El problema es que la transferencia de la seguridad a la Ciudad acordada en su momento entre Macri y Rodríguez Larreta se hizo con un decreto que modificaba los guarismos de coparticipación de la Ciudad de Buenos Aires por montos muy superiores a los gastos en que se debía incurrir. Fue una decisión política no consultada con los gobernadores de las provincias. Cuando el presidente Alberto Fernández decidió dar marcha atrás con esa decisión, el gobierno porteño puso el grito en el cielo y resolvió cubrir los costos con un impuesto de sellos sobre los consumos de tarjetas de crédito radicadas en la Ciudad. De hecho, la protección mediática -paga- le ha permitido a Rodríguez Larreta trasladar la responsabilidad política de ese impuesto al gobierno nacional.
El problema de fondo es que la coparticipación obliga a un debate no solo respecto del federalismo fiscal, sino sobre todo respecto de la distribución de recursos entre las distintas provincias. En la medida en que los debates giren en torno a decretos gubernamentales y fallos judiciales, esto no va a poder llevarse a cabo de manera correcta y responsable. Todo queda subsumido a la coyuntura política.
En este escenario, Rodríguez Larreta parece estar en una posición comprometedora. En tanto ya ha lanzado su candidatura presidencial para 2023, enfrentarse a las provincias no parece una decisión acertada. Sin embargo, ganarle una batalla judicial pero sobre todo política al gobierno nacional lo posiciona con fuerza en la feroz interna de Juntos por el Cambio. Lo que necesita es que la contienda mediática centre la disputa en una contienda entre el gobierno nacional y el porteño, o entre Juntos por el Cambio y el kirchnerismo, y no entre el gobierno porteño y las veintitrés provincias.
Del otro lado, el gobierno nacional sigue acumulando marchas atrás en sus disputas políticas, principalmente con el poder judicial, y con la Corte Suprema en particular. La decisión de pagar lo establecido en el fallo con bonos le permite coyunturalmente salir por arriba por el momento, pero todo indica que el conflicto no ha terminad aun.
Es decir, Rodríguez Larreta se juega su interna y Alberto Fernández su batalla contra el Poder Judicial.

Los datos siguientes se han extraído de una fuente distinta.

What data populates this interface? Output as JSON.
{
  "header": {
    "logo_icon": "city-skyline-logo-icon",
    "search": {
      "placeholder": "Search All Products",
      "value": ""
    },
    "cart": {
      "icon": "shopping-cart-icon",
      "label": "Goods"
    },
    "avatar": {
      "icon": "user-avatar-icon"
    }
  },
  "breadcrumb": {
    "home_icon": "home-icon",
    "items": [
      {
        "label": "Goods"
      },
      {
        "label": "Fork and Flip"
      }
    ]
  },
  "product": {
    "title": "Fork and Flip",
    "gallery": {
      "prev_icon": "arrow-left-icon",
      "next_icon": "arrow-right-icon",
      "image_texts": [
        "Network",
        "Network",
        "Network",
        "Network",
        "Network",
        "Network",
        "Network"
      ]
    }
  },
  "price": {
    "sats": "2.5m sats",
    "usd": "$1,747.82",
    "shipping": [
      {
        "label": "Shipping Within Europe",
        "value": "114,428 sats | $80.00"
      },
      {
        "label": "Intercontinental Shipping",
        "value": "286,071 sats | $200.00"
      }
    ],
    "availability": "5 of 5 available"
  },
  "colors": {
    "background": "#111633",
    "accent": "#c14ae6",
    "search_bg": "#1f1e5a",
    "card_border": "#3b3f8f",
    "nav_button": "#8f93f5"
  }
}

Todo se reduce al presente político y no se le presta atención al debate de fondo: los desafíos de una fiscalidad descentralizada y federal ante un país profundamente desigual, donde los criterios heredados de los noventa siguen vigentes en los papeles y donde en más de treinta años no se ha podido reabrir el necesario debate acerca del federalismo fiscal.